Clinical safety The TT-FDC product consists of two well-known pharmacologic compounds tafluprost and timolol. Both are abundantly used for glaucoma treatment. Tafluprost is an isopropyl ester prodrug of a bi-fluorinated PGF2α analogue. The hydrolysed product tafluprost acid is a selective FP prostanoid receptor agonist, that is highly potent and a full agonist. Timolol is an unselective beta-adrenergic receptor antagonist, a much used beta-blocker for glaucoma treatment. In addition timolol is used systemically for cardiovascular diseases. The major side-effects of prostaglandins are local, confined to the eye and comprise conjunctival hyperaemia, increased iridial pigmentation, eyelash changes, and occasionally eyelid pigmentation. In addition, it cannot be excluded that the prostaglandins of this group in aphakic or compromised pseudophakic eyes, may cause, or exacerbate, cystoid macular oedema and iritis, although definite proof is missing. The major side-effects of timolol, in contrast, are systemic and mostly confined to the lungs and the heart. Typically bronchoconstriction in susceptible persons may ensue, particularly in patients suffering from bronchial asthma or obstructive lung disease. In addition cardiac arrhythmias, e.g. bradycardia and even reduced blood pressure may occur, possibly leading to transient balance problems in the elderly. With exception of increased iridial pigmentation, all the side-effects mentioned above are reversible. Since the iridial melanocytes are “continent” and the turnover of melanin normally is very slow one can assume that any reversal of the increased pigmentation in the iris is extremely slow (Stjernschantz et al., 2002). In practical terms the side-effect can therefore be regarded as irreversible. However, no sinister effect associated with the increase of iridial pigmentation is known based on a large histopathological study with latanoprost (Albert et al.,2004). Both tafluprost and timolol have previously undergone thorough toxicological testing according to guidelines and were found to have acceptable safety profiles. DE-111 eye drops were tested for ocular toxicity in a 13-week study in monkeys at concentrations up to 3 times higher than the clinical concentration with acceptable results.

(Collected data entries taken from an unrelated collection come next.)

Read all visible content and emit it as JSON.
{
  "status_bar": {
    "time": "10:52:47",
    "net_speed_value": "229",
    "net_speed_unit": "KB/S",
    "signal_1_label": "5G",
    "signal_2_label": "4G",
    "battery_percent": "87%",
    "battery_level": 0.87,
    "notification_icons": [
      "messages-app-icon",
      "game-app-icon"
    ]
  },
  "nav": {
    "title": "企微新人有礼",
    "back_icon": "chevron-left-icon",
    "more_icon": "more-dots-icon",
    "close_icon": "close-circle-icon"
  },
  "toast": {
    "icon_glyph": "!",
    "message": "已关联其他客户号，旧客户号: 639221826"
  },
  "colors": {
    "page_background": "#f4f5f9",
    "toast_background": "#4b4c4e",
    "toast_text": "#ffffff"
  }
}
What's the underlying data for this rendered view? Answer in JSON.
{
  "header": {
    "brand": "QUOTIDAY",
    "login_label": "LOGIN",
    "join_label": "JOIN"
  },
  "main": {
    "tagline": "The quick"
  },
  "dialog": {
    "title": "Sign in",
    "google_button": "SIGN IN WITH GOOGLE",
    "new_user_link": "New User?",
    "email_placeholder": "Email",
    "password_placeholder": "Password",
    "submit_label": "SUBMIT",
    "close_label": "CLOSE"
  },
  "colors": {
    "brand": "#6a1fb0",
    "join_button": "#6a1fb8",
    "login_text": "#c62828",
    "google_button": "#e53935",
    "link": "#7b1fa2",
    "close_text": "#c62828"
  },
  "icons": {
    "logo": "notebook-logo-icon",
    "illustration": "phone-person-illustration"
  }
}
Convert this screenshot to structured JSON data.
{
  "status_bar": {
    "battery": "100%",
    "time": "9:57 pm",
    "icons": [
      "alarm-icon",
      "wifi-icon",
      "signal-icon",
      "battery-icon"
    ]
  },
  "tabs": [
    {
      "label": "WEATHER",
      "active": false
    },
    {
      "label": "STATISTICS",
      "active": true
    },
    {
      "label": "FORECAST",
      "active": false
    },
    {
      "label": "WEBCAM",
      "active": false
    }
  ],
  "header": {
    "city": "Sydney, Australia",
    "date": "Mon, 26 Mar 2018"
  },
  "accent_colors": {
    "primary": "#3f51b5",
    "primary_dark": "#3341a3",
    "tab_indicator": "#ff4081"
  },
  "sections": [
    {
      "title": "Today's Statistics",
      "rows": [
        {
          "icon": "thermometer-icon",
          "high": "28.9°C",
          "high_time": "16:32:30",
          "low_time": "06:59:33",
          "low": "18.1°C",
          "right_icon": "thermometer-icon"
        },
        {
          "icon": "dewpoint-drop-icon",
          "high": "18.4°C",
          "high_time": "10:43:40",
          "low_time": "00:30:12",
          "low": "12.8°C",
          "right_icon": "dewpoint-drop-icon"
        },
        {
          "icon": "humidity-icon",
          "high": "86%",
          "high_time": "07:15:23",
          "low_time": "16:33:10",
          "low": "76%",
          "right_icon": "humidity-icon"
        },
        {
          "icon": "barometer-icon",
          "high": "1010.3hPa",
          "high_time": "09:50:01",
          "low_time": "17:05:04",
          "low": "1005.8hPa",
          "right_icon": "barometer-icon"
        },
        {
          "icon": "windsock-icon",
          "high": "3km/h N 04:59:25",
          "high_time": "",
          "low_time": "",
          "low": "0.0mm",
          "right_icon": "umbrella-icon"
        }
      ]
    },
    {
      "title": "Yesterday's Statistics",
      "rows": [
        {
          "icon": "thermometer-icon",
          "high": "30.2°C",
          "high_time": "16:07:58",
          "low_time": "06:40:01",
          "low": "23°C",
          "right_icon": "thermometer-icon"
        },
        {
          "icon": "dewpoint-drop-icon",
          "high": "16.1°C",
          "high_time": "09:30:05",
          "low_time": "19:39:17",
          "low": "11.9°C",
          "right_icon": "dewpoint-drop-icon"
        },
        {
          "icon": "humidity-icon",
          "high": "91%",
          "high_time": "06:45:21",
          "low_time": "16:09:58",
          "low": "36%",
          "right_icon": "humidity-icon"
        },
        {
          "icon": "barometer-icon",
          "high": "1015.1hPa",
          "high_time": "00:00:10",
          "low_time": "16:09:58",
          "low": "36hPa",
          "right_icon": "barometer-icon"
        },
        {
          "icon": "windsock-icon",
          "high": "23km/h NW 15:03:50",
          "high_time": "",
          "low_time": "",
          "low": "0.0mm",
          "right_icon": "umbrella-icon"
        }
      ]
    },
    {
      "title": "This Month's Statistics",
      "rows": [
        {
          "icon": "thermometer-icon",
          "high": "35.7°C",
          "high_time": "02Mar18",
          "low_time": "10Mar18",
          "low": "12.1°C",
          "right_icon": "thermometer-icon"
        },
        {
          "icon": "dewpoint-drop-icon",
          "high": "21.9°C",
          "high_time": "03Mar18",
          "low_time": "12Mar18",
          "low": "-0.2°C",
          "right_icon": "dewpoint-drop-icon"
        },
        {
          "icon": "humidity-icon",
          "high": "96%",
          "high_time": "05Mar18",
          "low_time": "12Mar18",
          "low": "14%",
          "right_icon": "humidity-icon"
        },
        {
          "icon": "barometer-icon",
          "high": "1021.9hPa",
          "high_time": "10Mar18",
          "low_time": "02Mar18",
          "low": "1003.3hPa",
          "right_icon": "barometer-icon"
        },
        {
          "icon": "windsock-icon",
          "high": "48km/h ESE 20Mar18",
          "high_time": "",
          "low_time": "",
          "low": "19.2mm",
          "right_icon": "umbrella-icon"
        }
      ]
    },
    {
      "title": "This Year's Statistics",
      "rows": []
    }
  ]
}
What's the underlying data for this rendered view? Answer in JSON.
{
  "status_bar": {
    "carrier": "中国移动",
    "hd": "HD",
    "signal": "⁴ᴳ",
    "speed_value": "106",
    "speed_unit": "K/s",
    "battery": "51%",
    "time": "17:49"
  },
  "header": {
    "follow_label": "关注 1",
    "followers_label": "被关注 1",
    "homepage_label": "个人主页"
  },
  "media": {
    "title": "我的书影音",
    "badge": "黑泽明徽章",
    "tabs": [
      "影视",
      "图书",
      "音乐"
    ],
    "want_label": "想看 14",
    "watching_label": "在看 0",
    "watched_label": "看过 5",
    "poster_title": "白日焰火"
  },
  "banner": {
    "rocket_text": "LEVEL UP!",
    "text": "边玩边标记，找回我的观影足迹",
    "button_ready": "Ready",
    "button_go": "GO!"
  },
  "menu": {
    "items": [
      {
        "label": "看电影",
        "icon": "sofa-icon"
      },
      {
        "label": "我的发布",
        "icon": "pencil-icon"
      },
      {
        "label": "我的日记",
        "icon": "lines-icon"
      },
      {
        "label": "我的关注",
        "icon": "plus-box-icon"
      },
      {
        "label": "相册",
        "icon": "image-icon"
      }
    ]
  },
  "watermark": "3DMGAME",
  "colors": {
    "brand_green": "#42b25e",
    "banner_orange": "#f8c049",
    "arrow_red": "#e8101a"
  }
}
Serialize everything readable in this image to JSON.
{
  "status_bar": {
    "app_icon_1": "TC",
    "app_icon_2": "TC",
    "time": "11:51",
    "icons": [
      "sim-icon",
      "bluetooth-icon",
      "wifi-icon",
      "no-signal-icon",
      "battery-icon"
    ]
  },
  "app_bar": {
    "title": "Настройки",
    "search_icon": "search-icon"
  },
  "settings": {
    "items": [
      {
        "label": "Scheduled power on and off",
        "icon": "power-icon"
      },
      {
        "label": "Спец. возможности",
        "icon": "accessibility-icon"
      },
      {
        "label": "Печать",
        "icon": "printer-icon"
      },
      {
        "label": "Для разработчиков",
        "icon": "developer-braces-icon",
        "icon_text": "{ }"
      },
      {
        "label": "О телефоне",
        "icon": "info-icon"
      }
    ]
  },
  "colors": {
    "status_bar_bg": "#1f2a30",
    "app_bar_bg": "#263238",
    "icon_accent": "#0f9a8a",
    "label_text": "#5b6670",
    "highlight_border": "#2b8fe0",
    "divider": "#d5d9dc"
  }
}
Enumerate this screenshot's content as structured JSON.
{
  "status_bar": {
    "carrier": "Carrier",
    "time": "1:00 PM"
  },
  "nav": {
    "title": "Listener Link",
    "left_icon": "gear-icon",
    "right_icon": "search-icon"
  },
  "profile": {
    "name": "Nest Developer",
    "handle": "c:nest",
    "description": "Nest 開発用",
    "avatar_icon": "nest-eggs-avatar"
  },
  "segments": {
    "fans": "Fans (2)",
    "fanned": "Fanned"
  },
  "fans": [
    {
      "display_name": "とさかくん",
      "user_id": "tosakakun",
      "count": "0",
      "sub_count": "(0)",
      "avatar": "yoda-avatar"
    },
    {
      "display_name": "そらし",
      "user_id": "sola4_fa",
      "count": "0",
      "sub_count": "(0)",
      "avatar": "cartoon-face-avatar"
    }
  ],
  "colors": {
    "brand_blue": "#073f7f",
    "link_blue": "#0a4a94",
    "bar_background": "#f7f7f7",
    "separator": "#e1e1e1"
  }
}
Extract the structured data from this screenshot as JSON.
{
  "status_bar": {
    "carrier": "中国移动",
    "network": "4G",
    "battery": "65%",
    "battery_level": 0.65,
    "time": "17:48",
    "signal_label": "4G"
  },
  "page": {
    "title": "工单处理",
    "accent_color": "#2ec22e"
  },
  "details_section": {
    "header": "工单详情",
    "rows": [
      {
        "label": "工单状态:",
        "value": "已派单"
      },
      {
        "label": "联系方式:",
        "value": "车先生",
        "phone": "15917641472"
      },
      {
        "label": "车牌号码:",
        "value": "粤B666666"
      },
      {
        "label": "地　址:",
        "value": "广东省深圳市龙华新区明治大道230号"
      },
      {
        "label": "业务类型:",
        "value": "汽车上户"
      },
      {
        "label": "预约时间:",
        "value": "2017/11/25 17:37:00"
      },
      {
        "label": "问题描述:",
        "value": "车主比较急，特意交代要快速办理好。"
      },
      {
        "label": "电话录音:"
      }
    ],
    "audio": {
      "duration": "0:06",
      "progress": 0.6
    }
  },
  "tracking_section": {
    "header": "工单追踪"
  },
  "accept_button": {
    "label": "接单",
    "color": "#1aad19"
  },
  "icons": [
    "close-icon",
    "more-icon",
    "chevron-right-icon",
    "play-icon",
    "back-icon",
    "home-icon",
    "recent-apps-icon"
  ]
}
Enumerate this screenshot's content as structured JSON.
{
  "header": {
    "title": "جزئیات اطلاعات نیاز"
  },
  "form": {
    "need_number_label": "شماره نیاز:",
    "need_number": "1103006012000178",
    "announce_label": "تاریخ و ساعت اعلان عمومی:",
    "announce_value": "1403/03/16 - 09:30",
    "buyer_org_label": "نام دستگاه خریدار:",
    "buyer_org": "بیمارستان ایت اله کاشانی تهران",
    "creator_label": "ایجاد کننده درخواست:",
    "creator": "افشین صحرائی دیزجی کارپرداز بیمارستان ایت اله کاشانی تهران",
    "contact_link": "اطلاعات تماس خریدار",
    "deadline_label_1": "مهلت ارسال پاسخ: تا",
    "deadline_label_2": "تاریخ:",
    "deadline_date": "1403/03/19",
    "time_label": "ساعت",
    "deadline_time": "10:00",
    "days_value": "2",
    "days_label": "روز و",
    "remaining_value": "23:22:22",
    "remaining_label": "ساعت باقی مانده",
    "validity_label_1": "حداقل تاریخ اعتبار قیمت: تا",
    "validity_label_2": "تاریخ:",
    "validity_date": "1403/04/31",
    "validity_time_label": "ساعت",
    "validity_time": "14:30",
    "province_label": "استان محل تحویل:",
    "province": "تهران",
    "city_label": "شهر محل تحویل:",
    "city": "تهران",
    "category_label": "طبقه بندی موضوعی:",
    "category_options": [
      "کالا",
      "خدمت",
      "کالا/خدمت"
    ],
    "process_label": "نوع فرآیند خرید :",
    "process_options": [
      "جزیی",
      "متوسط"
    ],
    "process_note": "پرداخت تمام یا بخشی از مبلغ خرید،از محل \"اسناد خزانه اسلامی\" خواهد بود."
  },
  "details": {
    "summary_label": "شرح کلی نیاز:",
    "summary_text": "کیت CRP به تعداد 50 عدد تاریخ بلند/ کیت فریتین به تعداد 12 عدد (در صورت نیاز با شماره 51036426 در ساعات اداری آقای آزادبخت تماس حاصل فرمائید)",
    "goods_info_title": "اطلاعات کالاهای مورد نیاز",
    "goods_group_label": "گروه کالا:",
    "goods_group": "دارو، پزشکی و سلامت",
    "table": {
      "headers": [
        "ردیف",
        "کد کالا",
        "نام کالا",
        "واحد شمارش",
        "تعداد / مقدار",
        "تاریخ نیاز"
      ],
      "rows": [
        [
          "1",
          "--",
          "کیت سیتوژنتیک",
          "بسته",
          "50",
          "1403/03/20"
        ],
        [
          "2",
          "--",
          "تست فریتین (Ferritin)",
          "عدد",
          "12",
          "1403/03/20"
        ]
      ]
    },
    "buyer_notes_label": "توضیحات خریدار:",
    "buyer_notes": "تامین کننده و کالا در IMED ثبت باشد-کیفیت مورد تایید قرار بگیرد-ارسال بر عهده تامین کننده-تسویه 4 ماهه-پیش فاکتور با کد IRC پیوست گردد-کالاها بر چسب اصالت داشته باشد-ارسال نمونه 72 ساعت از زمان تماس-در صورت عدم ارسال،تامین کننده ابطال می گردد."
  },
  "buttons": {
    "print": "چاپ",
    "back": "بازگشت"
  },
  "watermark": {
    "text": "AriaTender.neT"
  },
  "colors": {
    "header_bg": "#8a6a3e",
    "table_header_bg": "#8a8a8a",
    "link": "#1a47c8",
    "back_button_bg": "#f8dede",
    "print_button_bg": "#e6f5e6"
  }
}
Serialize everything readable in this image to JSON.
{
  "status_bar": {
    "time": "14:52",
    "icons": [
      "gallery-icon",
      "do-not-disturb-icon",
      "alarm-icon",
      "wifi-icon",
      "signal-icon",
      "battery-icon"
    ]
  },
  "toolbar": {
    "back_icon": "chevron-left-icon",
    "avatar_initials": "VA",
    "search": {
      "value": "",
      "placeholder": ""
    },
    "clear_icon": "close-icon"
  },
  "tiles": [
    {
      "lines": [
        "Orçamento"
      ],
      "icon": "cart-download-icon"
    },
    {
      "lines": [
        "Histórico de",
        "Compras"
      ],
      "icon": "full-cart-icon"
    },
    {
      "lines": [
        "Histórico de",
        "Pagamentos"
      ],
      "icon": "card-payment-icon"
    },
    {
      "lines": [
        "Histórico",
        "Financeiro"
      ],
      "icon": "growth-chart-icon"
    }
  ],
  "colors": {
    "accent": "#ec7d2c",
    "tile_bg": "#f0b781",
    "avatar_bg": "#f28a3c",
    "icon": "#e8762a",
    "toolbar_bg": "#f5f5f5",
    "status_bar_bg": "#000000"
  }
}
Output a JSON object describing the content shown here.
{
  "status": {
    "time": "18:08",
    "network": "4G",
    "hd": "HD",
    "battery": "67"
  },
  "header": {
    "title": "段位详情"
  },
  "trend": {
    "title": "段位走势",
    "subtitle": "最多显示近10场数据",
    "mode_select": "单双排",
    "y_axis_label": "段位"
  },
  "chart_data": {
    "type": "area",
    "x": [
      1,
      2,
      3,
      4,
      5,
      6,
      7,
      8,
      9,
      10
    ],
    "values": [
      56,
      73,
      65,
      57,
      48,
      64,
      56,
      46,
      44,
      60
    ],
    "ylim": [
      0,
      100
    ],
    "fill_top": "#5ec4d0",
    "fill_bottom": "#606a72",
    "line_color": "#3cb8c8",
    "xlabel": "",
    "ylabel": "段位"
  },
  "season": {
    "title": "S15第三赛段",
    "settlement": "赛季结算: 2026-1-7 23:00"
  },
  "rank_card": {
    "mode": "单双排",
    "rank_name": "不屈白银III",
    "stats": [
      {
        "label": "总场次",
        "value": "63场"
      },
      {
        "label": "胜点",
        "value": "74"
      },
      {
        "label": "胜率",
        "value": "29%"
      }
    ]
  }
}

Summary of safety studies performed with TT-FDC Safety data have been collected in all clinical trials performed with TT-FDC (phase-I and phase-III), including also safety data from supporting studies performed in Japan. It should be emphasized that GCP regulations have been strictly implemented in the clinical program with TT-FDC. Well known adverse events anticipated to occur, such as increased iridial pigmentation and eyelash changes, have not been documented by photographs as in previous studies with tafluprost as these events are regarded pharmacological rather than toxicological.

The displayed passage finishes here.